Estimand type: nonparametric-ate

### Estimand : 1
Estimand name: backdoor
Estimand expression:
    d
─────────(E[y|W1,W0,W2,W3])
d[v₀  v₁]
Estimand assumption 1, Unconfoundedness: If U→{v0,v1} and U→y then P(y|v0,v1,W1,W0,W2,W3,U) = P(y|v0,v1,W1,W0,W2,W3)

### Estimand : 2
Estimand name: iv
No such variable(s) found!

### Estimand : 3
Estimand name: frontdoor
No such variable(s) found!

Linear model

Let us first see an example for a linear model.

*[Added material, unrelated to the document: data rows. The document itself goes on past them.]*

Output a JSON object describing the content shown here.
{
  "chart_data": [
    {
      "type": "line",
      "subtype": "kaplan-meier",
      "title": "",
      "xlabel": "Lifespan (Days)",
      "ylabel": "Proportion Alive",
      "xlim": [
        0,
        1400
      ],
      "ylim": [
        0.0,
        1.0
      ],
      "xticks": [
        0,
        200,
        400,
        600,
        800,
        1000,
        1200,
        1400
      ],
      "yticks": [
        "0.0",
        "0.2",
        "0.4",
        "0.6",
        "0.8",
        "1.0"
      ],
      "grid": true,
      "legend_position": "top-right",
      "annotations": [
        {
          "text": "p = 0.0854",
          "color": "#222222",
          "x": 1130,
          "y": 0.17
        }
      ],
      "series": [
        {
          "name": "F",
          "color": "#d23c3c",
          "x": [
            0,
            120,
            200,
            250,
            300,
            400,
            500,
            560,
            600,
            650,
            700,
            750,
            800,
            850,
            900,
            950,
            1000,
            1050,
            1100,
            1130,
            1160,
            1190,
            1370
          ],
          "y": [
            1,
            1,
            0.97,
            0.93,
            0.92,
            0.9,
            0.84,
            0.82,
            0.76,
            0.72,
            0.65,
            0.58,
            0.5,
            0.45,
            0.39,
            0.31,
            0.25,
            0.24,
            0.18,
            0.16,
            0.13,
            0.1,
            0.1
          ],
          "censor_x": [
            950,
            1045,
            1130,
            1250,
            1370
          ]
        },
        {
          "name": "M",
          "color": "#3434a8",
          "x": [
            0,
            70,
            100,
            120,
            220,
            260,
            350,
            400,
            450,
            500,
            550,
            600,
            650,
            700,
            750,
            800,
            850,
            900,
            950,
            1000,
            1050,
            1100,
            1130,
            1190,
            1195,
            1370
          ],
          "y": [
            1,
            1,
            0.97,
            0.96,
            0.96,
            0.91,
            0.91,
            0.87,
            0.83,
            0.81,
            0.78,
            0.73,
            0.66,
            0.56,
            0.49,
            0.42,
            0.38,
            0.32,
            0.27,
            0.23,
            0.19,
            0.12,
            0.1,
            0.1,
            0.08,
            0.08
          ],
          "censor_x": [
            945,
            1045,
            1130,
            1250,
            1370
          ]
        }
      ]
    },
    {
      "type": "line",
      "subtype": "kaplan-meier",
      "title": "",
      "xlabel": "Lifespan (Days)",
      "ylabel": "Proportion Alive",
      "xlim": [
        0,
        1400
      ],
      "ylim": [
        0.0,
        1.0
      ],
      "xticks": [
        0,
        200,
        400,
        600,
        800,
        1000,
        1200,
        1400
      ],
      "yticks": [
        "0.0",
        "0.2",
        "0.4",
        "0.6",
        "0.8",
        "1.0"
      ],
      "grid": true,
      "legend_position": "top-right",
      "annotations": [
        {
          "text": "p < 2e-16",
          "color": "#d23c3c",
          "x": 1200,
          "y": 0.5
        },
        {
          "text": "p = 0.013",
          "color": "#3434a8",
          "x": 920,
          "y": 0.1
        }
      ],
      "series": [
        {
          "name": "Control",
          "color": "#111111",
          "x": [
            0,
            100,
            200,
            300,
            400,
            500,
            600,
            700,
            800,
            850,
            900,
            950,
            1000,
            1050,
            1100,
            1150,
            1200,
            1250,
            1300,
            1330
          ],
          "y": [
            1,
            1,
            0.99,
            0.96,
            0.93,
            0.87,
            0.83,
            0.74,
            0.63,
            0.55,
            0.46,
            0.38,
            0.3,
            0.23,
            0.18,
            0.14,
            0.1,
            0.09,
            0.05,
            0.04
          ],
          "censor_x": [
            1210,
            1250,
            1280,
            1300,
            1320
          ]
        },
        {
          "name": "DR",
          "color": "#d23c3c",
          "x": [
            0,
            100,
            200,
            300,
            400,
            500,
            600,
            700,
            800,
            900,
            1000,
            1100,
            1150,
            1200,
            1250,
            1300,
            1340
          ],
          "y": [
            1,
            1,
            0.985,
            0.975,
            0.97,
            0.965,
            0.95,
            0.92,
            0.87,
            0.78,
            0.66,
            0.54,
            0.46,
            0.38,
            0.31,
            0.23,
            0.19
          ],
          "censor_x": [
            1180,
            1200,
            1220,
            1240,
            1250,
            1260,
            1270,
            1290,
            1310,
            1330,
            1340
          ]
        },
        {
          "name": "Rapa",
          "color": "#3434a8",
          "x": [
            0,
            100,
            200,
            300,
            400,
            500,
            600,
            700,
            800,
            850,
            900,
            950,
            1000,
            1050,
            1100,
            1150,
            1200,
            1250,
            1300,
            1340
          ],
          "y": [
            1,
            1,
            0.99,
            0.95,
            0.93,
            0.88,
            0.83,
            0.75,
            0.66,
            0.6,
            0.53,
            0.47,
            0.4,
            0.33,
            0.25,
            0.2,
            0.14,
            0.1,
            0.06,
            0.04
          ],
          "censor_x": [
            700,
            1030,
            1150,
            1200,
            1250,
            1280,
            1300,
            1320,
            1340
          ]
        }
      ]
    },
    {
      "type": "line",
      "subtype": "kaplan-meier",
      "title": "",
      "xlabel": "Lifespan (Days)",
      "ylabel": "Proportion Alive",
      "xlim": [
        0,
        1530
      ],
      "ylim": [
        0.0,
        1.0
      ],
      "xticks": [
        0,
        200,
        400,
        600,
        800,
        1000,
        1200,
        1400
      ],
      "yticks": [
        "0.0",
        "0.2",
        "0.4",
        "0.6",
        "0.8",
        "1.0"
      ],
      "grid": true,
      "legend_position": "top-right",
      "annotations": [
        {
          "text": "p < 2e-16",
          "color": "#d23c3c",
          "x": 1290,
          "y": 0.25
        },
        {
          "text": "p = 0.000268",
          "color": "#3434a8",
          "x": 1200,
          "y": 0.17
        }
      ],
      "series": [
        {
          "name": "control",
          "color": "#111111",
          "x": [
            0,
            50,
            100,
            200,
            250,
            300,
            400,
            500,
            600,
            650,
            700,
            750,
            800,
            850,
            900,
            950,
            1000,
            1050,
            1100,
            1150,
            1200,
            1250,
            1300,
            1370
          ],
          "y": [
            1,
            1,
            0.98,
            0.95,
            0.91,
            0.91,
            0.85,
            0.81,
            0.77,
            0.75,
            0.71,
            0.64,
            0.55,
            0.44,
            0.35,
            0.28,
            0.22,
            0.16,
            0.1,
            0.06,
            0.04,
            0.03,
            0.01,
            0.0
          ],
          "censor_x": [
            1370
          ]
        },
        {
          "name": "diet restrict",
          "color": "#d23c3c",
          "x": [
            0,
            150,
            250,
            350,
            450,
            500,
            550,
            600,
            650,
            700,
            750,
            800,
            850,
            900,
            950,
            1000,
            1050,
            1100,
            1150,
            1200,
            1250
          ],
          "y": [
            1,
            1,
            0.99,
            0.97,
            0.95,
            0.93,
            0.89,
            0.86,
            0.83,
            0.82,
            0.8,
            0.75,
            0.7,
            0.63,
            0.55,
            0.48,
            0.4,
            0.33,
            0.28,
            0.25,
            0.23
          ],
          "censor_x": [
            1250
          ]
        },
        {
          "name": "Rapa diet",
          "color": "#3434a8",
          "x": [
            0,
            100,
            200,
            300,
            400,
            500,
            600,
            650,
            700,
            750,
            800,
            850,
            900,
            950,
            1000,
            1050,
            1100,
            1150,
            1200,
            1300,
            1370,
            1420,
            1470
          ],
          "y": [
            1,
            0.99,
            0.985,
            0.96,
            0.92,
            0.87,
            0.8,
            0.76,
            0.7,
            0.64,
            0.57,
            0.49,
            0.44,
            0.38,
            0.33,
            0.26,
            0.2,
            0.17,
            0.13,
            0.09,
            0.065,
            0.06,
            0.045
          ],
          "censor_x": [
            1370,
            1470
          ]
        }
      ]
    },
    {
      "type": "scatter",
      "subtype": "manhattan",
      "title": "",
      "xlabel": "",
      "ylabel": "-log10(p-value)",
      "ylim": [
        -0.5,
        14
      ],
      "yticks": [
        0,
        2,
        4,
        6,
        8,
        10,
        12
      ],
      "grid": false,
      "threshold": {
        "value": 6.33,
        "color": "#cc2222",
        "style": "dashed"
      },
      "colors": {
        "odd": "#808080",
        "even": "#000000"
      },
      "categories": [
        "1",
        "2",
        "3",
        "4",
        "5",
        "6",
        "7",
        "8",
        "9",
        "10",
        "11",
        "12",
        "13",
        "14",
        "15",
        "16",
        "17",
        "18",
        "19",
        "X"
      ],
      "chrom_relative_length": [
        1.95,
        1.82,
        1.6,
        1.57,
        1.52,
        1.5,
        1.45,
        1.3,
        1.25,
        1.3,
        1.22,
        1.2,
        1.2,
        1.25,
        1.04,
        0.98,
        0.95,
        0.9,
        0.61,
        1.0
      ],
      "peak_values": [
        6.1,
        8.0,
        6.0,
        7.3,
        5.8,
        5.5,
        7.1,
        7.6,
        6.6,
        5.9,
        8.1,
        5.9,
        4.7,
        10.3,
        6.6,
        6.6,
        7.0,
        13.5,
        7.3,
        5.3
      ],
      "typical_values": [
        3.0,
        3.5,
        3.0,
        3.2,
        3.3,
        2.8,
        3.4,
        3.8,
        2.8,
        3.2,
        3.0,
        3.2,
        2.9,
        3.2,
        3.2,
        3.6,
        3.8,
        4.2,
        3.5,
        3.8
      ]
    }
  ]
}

The control_value and treatment_value can be provided as a tuple/list when the treatment is multi-dimensional.

The interpretation is change in y when v0 and v1 are changed from (0,0) to (1,1).

[6]:

linear_estimate = model.estimate_effect(identified_estimand,
                                        method_name="backdoor.linear_regression",
                                       control_value=(0,0),
                                       treatment_value=(1,1),
                                       method_params={'need_conditional_estimates': False})
print(linear_estimate)

*** Causal Estimate ***

## Identified estimand
Estimand type: nonparametric-ate

### Estimand : 1
Estimand name: backdoor
Estimand expression:
    d
─────────(E[y|W1,W0,W2,W3])
d[v₀  v₁]
Estimand assumption 1, Unconfoundedness: If U→{v0,v1} and U→y then P(y|v0,v1,W1,W0,W2,W3,U) = P(y|v0,v1,W1,W0,W2,W3)

## Realized estimand
b: y~v0+v1+W1+W0+W2+W3+v0*X1+v0*X0+v1*X1+v1*X0
Target units: ate

## Estimate
Mean value: -66.74442465406742

You can estimate conditional effects, based on effect modifiers.

[7]:

linear_estimate = model.estimate_effect(identified_estimand,
                                        method_name="backdoor.linear_regression",
                                       control_value=(0,0),
                                       treatment_value=(1,1))
print(linear_estimate)

*** Causal Estimate ***

## Identified estimand
Estimand type: nonparametric-ate

### Estimand : 1
Estimand name: backdoor
Estimand expression:
    d
─────────(E[y|W1,W0,W2,W3])
d[v₀  v₁]
Estimand assumption 1, Unconfoundedness: If U→{v0,v1} and U→y then P(y|v0,v1,W1,W0,W2,W3,U) = P(y|v0,v1,W1,W0,W2,W3)

## Realized estimand
b: y~v0+v1+W1+W0+W2+W3+v0*X1+v0*X0+v1*X1+v1*X0
Target units: ate

## Estimate
Mean value: -66.74442465406742
### Conditional Estimates
__categorical__X1  __categorical__X0
(-4.729, -1.777]   (-4.679, -1.53]     -220.871781
                   (-1.53, -0.956]     -150.155692
                   (-0.956, -0.447]    -109.691028
                   (-0.447, 0.133]      -65.408004
                   (0.133, 3.604]         2.041486
(-1.777, -1.193]   (-4.679, -1.53]     -189.994985
                   (-1.53, -0.956]     -123.059891
                   (-0.956, -0.447]     -81.895146
                   (-0.447, 0.133]      -40.701964
                   (0.133, 3.604]        27.022741
(-1.193, -0.7]     (-4.679, -1.53]     -175.043669
                   (-1.53, -0.956]     -107.080577
                   (-0.956, -0.447]     -66.362576
                   (-0.447, 0.133]      -24.914318
                   (0.133, 3.604]        41.026608
(-0.7, -0.0978]    (-4.679, -1.53]     -159.866871
                   (-1.53, -0.956]      -93.306996
                   (-0.956, -0.447]     -50.013717
                   (-0.447, 0.133]      -10.095979
                   (0.133, 3.604]        56.802998
(-0.0978, 3.745]   (-4.679, -1.53]     -135.286454
                   (-1.53, -0.956]      -64.496616
                   (-0.956, -0.447]     -24.495949
                   (-0.447, 0.133]       14.385220
                   (0.133, 3.604]        82.289652
dtype: float64

More methods

You can also use methods from EconML or CausalML libraries that support multiple treatments. You can look at examples from the conditional effect notebook: https://microsoft.github.io/dowhy/example_notebooks/dowhy-conditional-treatment-effects.html

Propensity-based methods do not support multiple treatments currently.